Around here, there seems to be a never-ending debate surrounding batteries
. You can't live with 'em, and you certainly can't live without 'em. Whether we're discussing just how disingenuous
most battery life figures seem on modern day notebooks or just how great our lives would be if someone could develop an AA cell that lasted longer than a blink of an eye, we're pretty sure the topic won't ever grow cold.
Helping to prove our point today is Sony, who has just launched a new type of lithium ion secondary battery that combines high-power and long-life performance by using olivine-type lithium iron phosphate as the cathode material. We know, that's a lot of technobabble all at once, but there's actually some really interested technology behind the madness.
Put simply, the new tech should enable Sony to create standard rechargeable batteries with a remarkably high power density of 1800W/kg and an ability to withstand around 2,000 charge-discharge cycles. Compare those figures to the ones on your current rechargeables and you'll get a sense of just how impressive it is. In case you're still not moved, have a listen at this: these new cells can supposed be 99% recharged in just half an hour. Talk about curbing the need for loads of extras!

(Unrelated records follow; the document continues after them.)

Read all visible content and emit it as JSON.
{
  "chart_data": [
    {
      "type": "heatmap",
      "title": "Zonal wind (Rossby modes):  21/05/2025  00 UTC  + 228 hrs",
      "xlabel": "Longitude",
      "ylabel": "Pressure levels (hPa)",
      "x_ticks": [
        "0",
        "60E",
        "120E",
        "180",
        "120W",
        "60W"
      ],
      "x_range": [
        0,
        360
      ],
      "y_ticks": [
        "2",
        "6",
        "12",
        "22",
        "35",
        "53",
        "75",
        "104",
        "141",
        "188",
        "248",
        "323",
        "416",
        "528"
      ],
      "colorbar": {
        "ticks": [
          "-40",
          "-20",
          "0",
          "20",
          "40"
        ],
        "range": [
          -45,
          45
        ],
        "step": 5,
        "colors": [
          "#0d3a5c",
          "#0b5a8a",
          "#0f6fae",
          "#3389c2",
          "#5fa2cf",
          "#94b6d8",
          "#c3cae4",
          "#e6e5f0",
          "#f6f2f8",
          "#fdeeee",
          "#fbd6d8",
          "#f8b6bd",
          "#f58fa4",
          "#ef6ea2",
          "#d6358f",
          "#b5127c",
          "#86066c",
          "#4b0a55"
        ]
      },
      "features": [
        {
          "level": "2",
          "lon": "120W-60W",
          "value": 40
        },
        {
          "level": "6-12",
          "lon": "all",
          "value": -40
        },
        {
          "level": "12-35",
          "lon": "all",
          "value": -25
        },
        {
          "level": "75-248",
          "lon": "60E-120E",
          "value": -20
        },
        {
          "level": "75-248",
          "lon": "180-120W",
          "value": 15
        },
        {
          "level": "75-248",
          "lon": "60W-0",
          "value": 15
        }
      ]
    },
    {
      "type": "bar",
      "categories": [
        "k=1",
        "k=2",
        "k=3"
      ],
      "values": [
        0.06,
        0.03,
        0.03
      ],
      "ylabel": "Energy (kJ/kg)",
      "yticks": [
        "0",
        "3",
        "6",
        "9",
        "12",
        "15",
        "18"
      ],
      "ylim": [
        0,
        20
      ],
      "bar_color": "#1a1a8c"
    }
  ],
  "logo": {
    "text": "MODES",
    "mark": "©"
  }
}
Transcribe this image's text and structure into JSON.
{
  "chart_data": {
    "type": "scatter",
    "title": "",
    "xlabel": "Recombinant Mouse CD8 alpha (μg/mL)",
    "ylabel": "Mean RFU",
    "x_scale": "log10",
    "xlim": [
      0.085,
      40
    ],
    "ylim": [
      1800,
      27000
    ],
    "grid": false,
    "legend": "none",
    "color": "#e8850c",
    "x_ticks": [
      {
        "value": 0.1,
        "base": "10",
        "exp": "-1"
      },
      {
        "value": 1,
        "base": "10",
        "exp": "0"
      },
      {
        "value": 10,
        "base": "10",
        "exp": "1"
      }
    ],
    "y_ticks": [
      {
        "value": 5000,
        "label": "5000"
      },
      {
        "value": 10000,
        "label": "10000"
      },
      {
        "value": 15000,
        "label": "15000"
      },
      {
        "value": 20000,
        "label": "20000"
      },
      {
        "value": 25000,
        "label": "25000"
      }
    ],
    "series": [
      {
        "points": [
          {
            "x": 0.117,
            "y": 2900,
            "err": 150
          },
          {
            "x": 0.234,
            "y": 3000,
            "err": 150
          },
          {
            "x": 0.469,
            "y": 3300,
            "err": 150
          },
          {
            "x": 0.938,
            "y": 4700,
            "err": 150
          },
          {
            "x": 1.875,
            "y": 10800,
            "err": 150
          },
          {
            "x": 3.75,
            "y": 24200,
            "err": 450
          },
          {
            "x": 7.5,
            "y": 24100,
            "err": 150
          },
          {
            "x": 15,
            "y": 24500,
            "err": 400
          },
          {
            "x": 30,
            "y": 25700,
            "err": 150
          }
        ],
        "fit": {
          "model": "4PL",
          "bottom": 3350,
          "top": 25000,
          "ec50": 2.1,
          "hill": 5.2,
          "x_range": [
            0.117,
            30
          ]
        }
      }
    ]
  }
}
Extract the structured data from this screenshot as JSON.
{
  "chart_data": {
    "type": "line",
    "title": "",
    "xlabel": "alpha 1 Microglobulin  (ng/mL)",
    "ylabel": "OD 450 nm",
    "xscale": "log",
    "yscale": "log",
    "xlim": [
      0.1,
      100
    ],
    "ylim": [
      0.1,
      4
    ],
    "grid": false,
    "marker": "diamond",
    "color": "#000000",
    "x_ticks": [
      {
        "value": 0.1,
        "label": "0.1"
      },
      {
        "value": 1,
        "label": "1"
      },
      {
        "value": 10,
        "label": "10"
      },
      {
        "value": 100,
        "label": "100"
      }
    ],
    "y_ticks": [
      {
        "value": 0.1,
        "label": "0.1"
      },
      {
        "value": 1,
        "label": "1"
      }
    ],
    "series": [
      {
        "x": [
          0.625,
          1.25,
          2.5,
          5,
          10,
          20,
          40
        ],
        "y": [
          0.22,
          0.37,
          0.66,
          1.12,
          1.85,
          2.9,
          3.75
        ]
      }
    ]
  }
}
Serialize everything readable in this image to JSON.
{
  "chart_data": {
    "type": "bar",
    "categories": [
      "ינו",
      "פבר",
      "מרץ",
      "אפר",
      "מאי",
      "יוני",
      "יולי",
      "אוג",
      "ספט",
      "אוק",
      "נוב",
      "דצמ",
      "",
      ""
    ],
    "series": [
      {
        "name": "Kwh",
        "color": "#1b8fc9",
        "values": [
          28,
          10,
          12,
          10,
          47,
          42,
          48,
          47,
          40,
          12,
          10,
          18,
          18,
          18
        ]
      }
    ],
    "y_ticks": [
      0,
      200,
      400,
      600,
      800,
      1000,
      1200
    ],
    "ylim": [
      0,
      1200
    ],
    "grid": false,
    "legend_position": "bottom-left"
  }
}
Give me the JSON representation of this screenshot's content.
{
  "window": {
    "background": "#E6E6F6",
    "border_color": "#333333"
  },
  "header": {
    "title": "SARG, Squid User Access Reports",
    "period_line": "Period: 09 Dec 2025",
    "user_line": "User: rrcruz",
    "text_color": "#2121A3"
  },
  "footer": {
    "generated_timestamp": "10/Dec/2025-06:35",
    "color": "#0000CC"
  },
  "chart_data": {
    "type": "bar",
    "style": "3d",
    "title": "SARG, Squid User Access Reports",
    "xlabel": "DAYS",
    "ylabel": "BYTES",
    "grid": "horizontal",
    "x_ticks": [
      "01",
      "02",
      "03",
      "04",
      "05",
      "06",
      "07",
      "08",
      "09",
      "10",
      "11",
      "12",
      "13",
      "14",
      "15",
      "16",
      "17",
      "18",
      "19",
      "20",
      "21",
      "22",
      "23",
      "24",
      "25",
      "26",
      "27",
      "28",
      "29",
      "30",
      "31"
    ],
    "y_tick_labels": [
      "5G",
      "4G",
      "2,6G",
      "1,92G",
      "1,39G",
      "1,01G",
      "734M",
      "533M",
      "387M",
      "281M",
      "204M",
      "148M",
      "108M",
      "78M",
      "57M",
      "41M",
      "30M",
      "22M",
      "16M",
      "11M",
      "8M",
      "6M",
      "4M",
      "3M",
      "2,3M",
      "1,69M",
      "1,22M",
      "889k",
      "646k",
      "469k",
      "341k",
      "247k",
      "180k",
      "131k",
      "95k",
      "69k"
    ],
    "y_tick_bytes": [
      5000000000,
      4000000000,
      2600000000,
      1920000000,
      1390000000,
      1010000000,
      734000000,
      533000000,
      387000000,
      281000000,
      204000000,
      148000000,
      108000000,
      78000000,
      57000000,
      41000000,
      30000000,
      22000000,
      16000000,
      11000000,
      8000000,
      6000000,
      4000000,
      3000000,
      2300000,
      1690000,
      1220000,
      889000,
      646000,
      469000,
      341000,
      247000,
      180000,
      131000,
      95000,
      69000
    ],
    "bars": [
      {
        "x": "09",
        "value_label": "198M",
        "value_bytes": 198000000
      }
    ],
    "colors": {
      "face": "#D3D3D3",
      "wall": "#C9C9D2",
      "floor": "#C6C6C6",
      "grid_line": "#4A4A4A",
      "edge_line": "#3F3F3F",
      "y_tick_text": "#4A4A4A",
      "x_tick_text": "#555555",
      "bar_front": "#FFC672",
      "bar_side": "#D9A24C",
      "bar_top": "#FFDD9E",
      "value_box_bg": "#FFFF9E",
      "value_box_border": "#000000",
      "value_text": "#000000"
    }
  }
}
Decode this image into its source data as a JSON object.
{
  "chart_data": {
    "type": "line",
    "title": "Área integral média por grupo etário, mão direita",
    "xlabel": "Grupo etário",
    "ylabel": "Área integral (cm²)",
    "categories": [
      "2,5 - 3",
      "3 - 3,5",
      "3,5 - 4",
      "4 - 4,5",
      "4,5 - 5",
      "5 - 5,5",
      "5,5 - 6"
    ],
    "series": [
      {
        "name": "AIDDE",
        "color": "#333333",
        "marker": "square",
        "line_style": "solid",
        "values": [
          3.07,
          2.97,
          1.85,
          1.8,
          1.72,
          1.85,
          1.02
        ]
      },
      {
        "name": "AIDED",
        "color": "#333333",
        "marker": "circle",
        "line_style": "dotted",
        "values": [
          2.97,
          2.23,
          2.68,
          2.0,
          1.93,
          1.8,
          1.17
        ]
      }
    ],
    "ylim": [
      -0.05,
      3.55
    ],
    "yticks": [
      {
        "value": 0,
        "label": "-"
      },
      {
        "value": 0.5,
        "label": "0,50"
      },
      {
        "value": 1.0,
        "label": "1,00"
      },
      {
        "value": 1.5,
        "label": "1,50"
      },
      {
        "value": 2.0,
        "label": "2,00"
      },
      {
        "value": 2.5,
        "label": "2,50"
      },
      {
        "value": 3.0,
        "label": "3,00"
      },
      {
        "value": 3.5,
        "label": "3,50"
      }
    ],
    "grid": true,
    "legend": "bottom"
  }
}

Of course, we still have no idea just how far away these things are from reality, and we have all ideas that Sony will charge a pretty penny for them considering that they might be the last rechargeable batteries you buy for, say, a year or two. But look--we've been clamoring for battery innovation
for what feels like a century, so you won't find us complaining when it happens. Now, if only they could transfer this stuff over the notebook battery realm, we'd really have a cause for celebration.